I decided over the weekend to take a step back and do some performance monitoring of my site. I've noticed the performance has slowly been degrading over the months, and I wanted to see why. In truth, with shared hosting (which is what I'm on) there is only so much you can do, but there are always optimizations to be made. I have my own analytics engine that makes both a
performance chart and a
traffic chart.
In looking at the charts, the performance started to trend upwards around April of '07 -- which is interesting because traffic also took a big dip that month. It could be the hosting provider had service issues, brought on more clients, or something during that time. The charts don't quite provide enough detail -- so I dove into some queries to look at things. In some future posts, I'd like to do a series on performance tuning .NET and SQL applications, but to keep this post on topic, I realized I had a fairly major bug. Some folks have asked me: how do you measure page performance/generation time in your charts?
What I do is stuff the current time in the HttpContext in an HttpModule's Application_BeginRequest event. Then, in the Application_EndRequest, I create a timespan of the difference. The timespan, then, records the amount of time it took to create the page. I convert the timespan into milliseconds since that's the only value I care about. I happen to log this data -- what you do with it is somewhat up to you -- you could, for example, only log pages that take > 500 milliseconds, so you know you have an issue with a page. Clearly, there are huge scalability issues so you have to be careful with how you log the data.
But I digress.
Here's the relevant code, with extraneous parameters stripped out. Now that you know what it is supposed to do, can you spot the bug?
Application_BeginRequest:System.Web.HttpContext.Current.Items.Add("beginrequest", DateTime.Now);Application_EndRequest:
TimeSpan pageGenTime =
DateTime.Now.Subtract((DateTime)Context.Items["beginrequest"]);
//call to the logging method
LogRequest( ... , ... , pageGenTime.Milliseconds, ... , ...);
Here's a hint: most of the time, I'd say, probably all of the time, the behavior is as expected. I'll follow up shortly with how I (finally, after a year or more) caught it.

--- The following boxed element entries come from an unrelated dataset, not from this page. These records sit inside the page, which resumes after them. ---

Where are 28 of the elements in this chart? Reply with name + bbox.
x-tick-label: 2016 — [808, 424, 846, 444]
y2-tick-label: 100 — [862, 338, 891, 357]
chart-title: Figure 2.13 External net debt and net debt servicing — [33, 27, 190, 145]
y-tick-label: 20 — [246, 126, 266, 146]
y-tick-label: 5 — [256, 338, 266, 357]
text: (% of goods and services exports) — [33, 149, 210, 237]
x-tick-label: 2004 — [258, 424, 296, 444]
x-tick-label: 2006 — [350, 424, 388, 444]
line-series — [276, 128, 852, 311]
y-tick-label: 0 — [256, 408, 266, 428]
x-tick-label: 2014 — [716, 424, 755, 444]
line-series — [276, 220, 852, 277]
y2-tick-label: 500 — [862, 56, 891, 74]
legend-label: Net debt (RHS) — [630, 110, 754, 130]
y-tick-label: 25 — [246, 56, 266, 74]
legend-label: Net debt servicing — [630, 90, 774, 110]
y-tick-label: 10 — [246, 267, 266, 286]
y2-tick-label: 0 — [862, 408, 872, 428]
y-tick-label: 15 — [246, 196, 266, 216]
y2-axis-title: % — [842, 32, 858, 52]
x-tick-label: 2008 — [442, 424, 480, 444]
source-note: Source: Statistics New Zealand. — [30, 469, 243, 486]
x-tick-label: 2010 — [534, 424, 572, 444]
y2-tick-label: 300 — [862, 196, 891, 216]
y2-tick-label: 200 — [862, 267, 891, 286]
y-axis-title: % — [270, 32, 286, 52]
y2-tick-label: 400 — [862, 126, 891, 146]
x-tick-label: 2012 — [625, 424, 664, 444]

EDIT: I highlighted the bug above in red. The mistake is accessing the
Milliseconds property instead of
TotalMilliseconds. Obviously, this only returns the milliseconds portion, when in reality I wanted the total timespan represented in milliseconds. The end result is that no page would ever be more than 999 milliseconds ... worse still, if a page renders in (for example) 00:00:01.002, it would show as 2 milliseconds. How was this eventually caught? Sadly, it took almost 2 years, and was caught while debugging the application. I looked at the log files, and realized that despite sitting on a break point for many seconds, the page miraculously rendered in only a few milliseconds.